Я оглядываюсь: вижу на крыльце Пушкина, босиком, в одной рубашке, с поднятыми вверх руками. Не нужно говорить, что тогда во мне происходило. Выскакиваю из саней, беру его в охапку и тащу в комнату. На дворе страшный холод, но в иные минуты человек не простужается. Смотрим друг на друга, целуемся, молчим! Он забыл, что надобно прикрыть наготу, я не думал об заиндевевшей шубе и шапке. Было около 8-ми часов утра. Не знаю, что делалось. Прибежавшая старуха застала нас в объятиях друг друга в том самом виде, как мы попали в дом: один – почти голый, другой – весь забросанный снегом. Наконец пробила слеза (она и теперь, через 33 года, мешает писать в очках); мы очнулись. Совестно стало перед этой женщиной; впрочем, она все поняла. Не знаю, за кого меня приняла; только, ничего не спрашивая, бросилась обнимать. Я тотчас догадался, что это добрая его няня, столько раз им воспетая, и чуть не задушил ее в объятиях.
Все это происходило на маленьком пространстве. Комната Александра была возле крыльца, с окном на двор, в которое он увидел меня, услышав колокольчик. В этой небольшой комнате помещалась кровать его с пологом, письменный стол, диван, шкаф с книгами, и проч., и проч. Во всем поэтический беспорядок, везде разбросаны исписанные листы бумаги, всюду валялись обкусанные, обожженные кусочки перьев (он всегда, с самого лицея писал оглодками, которые едва можно было держать в пальцах).
После первых наших обниманий пришел и Алексей, который, в свою очередь, кинулся целовать Пушкина: он не только близко знал и любил поэта, но и читал наизусть многие из его стихов.
Подали нам кофе; мы уселись с трубками. Беседа пошла правильнее; многое надо было хронологически рассказать, о многом расспросить друг друга.
Пушкин показался мне несколько серьезнее прежнего, сохраняя, однако же, ту же веселость; может быть, самое положение его произвело на меня это впечатление. Он, как дитя, был рад нашему свиданию, несколько раз повторял, что ему еще не верится, что мы вместе. Прежняя его живость во всем проявлялась – в каждом слове, в каждом воспоминании: им не было конца в неумолкаемой нашей болтовне.

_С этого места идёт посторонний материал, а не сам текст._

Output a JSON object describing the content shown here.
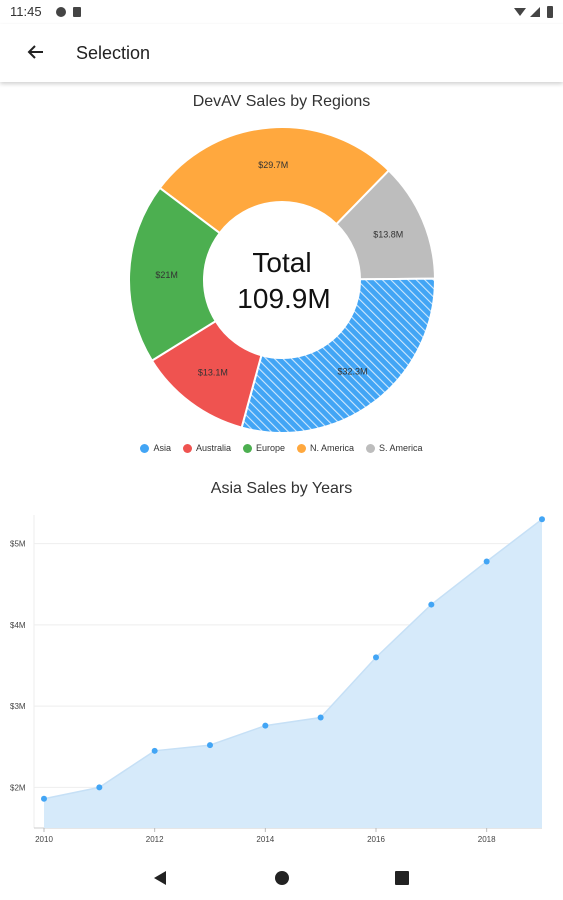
{
  "status_bar": {
    "time": "11:45"
  },
  "app_bar": {
    "title": "Selection",
    "back_icon": "arrow-back-icon"
  },
  "donut": {
    "title": "DevAV Sales by Regions",
    "center_label": "Total",
    "center_value": "109.9M",
    "colors": {
      "Asia": "#42a5f5",
      "Australia": "#ef5350",
      "Europe": "#4caf50",
      "N. America": "#ffa83e",
      "S. America": "#bdbdbd"
    }
  },
  "area_chart": {
    "title": "Asia Sales by Years",
    "fill_color": "#d6eafa",
    "line_color": "#42a5f5"
  },
  "chart_data": [
    {
      "type": "pie",
      "title": "DevAV Sales by Regions",
      "categories": [
        "N. America",
        "S. America",
        "Asia",
        "Australia",
        "Europe"
      ],
      "values": [
        29.7,
        13.8,
        32.3,
        13.1,
        21
      ],
      "labels": [
        "$29.7M",
        "$13.8M",
        "$32.3M",
        "$13.1M",
        "$21M"
      ],
      "legend": [
        "Asia",
        "Australia",
        "Europe",
        "N. America",
        "S. America"
      ],
      "legend_position": "bottom",
      "selected": "Asia"
    },
    {
      "type": "area",
      "title": "Asia Sales by Years",
      "x": [
        2010,
        2011,
        2012,
        2013,
        2014,
        2015,
        2016,
        2017,
        2018,
        2019
      ],
      "values": [
        1.86,
        2.0,
        2.45,
        2.52,
        2.76,
        2.86,
        3.6,
        4.25,
        4.78,
        5.3
      ],
      "xticks": [
        "2010",
        "2012",
        "2014",
        "2016",
        "2018"
      ],
      "yticks": [
        2,
        3,
        4,
        5
      ],
      "ytick_labels": [
        "$2M",
        "$3M",
        "$4M",
        "$5M"
      ],
      "ylim": [
        1.5,
        5.5
      ],
      "xlim": [
        2010,
        2019
      ],
      "grid": true
    }
  ]
}
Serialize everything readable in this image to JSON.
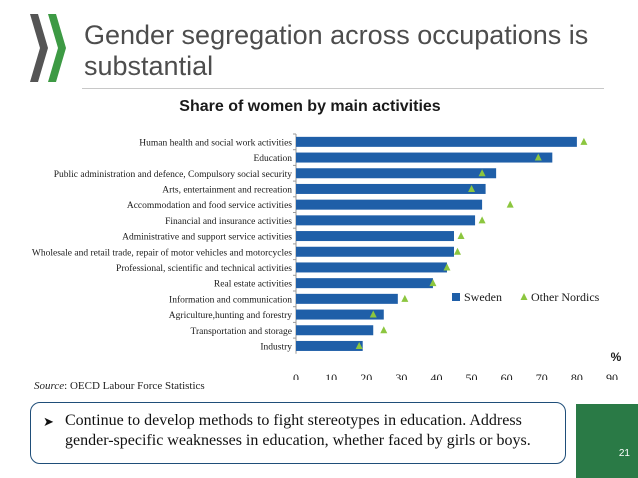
{
  "slide": {
    "title": "Gender segregation across occupations is substantial",
    "source_label": "Source",
    "source_text": ": OECD Labour Force Statistics",
    "bullet": "Continue to develop methods to fight stereotypes in education. Address gender-specific weaknesses in education, whether faced by girls or boys.",
    "page_number": "21"
  },
  "colors": {
    "sweden_bar": "#1f5fa8",
    "other_nordics_marker": "#8cc63f",
    "logo_green": "#3d9a44",
    "logo_dark": "#555555"
  },
  "chart_data": {
    "type": "bar",
    "orientation": "horizontal",
    "title": "Share of women by main activities",
    "unit_label": "%",
    "categories": [
      "Human health and social work activities",
      "Education",
      "Public administration and defence, Compulsory social security",
      "Arts, entertainment and recreation",
      "Accommodation and food service activities",
      "Financial and insurance activities",
      "Administrative and support service activities",
      "Wholesale and retail trade, repair of motor vehicles and motorcycles",
      "Professional, scientific and technical activities",
      "Real estate activities",
      "Information and communication",
      "Agriculture,hunting and forestry",
      "Transportation and storage",
      "Industry"
    ],
    "series": [
      {
        "name": "Sweden",
        "kind": "bar",
        "values": [
          80,
          73,
          57,
          54,
          53,
          51,
          45,
          45,
          43,
          39,
          29,
          25,
          22,
          19
        ]
      },
      {
        "name": "Other Nordics",
        "kind": "marker",
        "values": [
          82,
          69,
          53,
          50,
          61,
          53,
          47,
          46,
          43,
          39,
          31,
          22,
          25,
          18
        ]
      }
    ],
    "xlim": [
      0,
      90
    ],
    "xticks": [
      0,
      10,
      20,
      30,
      40,
      50,
      60,
      70,
      80,
      90
    ],
    "legend_position": "right"
  }
}
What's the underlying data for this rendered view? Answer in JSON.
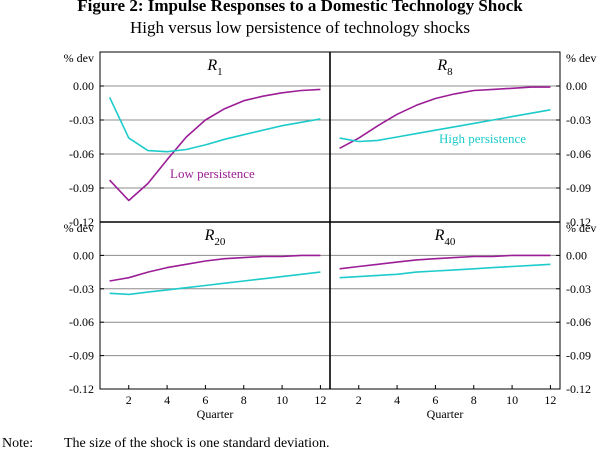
{
  "title": "Figure 2: Impulse Responses to a Domestic Technology Shock",
  "subtitle": "High versus low persistence of technology shocks",
  "note_label": "Note:",
  "note_text": "The size of the shock is one standard deviation.",
  "colors": {
    "low": "#9b1e96",
    "high": "#1ecbcb",
    "grid": "#8c8c8c",
    "axis": "#000000"
  },
  "chart_data": {
    "type": "line",
    "unit_label": "% dev",
    "xlabel": "Quarter",
    "xlim": [
      0.5,
      12.5
    ],
    "ylim": [
      -0.12,
      0.03
    ],
    "x_ticks": [
      2,
      4,
      6,
      8,
      10,
      12
    ],
    "y_ticks": [
      0.0,
      -0.03,
      -0.06,
      -0.09,
      -0.12
    ],
    "y_tick_labels": [
      "0.00",
      "-0.03",
      "-0.06",
      "-0.09",
      "-0.12"
    ],
    "x": [
      1,
      2,
      3,
      4,
      5,
      6,
      7,
      8,
      9,
      10,
      11,
      12
    ],
    "series_labels": {
      "low": "Low persistence",
      "high": "High persistence"
    },
    "panels": [
      {
        "id": "R1",
        "name": "R",
        "sub": "1",
        "series": [
          {
            "key": "low",
            "values": [
              -0.083,
              -0.101,
              -0.086,
              -0.065,
              -0.045,
              -0.03,
              -0.02,
              -0.013,
              -0.009,
              -0.006,
              -0.004,
              -0.003
            ]
          },
          {
            "key": "high",
            "values": [
              -0.01,
              -0.046,
              -0.057,
              -0.058,
              -0.056,
              -0.052,
              -0.047,
              -0.043,
              -0.039,
              -0.035,
              -0.032,
              -0.029
            ]
          }
        ]
      },
      {
        "id": "R8",
        "name": "R",
        "sub": "8",
        "series": [
          {
            "key": "low",
            "values": [
              -0.055,
              -0.046,
              -0.035,
              -0.025,
              -0.017,
              -0.011,
              -0.007,
              -0.004,
              -0.003,
              -0.002,
              -0.001,
              -0.001
            ]
          },
          {
            "key": "high",
            "values": [
              -0.046,
              -0.049,
              -0.048,
              -0.045,
              -0.042,
              -0.039,
              -0.036,
              -0.033,
              -0.03,
              -0.027,
              -0.024,
              -0.021
            ]
          }
        ]
      },
      {
        "id": "R20",
        "name": "R",
        "sub": "20",
        "series": [
          {
            "key": "low",
            "values": [
              -0.023,
              -0.02,
              -0.015,
              -0.011,
              -0.008,
              -0.005,
              -0.003,
              -0.002,
              -0.001,
              -0.001,
              0.0,
              0.0
            ]
          },
          {
            "key": "high",
            "values": [
              -0.034,
              -0.035,
              -0.033,
              -0.031,
              -0.029,
              -0.027,
              -0.025,
              -0.023,
              -0.021,
              -0.019,
              -0.017,
              -0.015
            ]
          }
        ]
      },
      {
        "id": "R40",
        "name": "R",
        "sub": "40",
        "series": [
          {
            "key": "low",
            "values": [
              -0.012,
              -0.01,
              -0.008,
              -0.006,
              -0.004,
              -0.003,
              -0.002,
              -0.001,
              -0.001,
              0.0,
              0.0,
              0.0
            ]
          },
          {
            "key": "high",
            "values": [
              -0.02,
              -0.019,
              -0.018,
              -0.017,
              -0.015,
              -0.014,
              -0.013,
              -0.012,
              -0.011,
              -0.01,
              -0.009,
              -0.008
            ]
          }
        ]
      }
    ]
  }
}
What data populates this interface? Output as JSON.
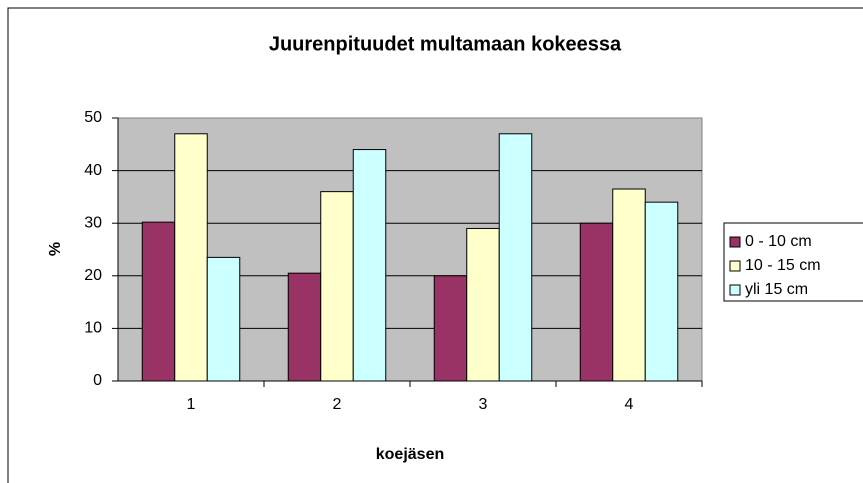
{
  "chart_data": {
    "type": "bar",
    "title": "Juurenpituudet multamaan kokeessa",
    "x_label": "koejäsen",
    "y_label": "%",
    "categories": [
      "1",
      "2",
      "3",
      "4"
    ],
    "series": [
      {
        "name": "0 - 10 cm",
        "color": "#993366",
        "values": [
          30.2,
          20.5,
          20,
          30
        ]
      },
      {
        "name": "10 - 15 cm",
        "color": "#ffffcc",
        "values": [
          47,
          36,
          29,
          36.5
        ]
      },
      {
        "name": "yli 15 cm",
        "color": "#ccffff",
        "values": [
          23.5,
          44,
          47,
          34
        ]
      }
    ],
    "ylim": [
      0,
      50
    ],
    "yticks": [
      0,
      10,
      20,
      30,
      40,
      50
    ],
    "grid": true,
    "legend": "right"
  }
}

Я привез Пушкину в подарок „Горе от ума“; он был очень доволен этой, тогда рукописной комедией, до того ему вовсе почти незнакомой. После обеда, за чашкою кофею, он начал читать ее вслух; жаль, что не припомню теперь метких его замечаний, которые, впрочем, потом частию явились в печати.
Потом он мне прочел кое-что свое, большею частью в отрывках, которые впоследствии вошли в состав замечательных его пьес; продиктовал начало из поэмы „Цыганы“ – для „Полярной звезды, и просил, обнявши крепко Рылеева, благодарить за его патриотические Думы.
Между тем время шло за полночь. Нам подали закусить; на прощанье хлопнула третья пробка. Мы крепко обнялись, в надежде, может быть, скоро свидеться в Москве. Шаткая эта надежда облегчала расставанье после так отрадно промелькнувшего дня. Ямщик уже запряг лошадей, колоколец брякал у крыльца, на часах ударило три. Мы еще чокнулись стаканами, но грустно пилось: как будто чувствовалось, что в последний раз вместе пьем и пьем на вечную разлуку! Молча я набросил на плечи шубу и убежал в сани. Пушкин еще что-то говорил мне вслед; ничего не слыша, я глядел на него: он остановился на крыльце со свечкой в руке. Кони рванули под гору. Послышалось: „Прощай, друг!“ Ворота скрипнули за мной…“»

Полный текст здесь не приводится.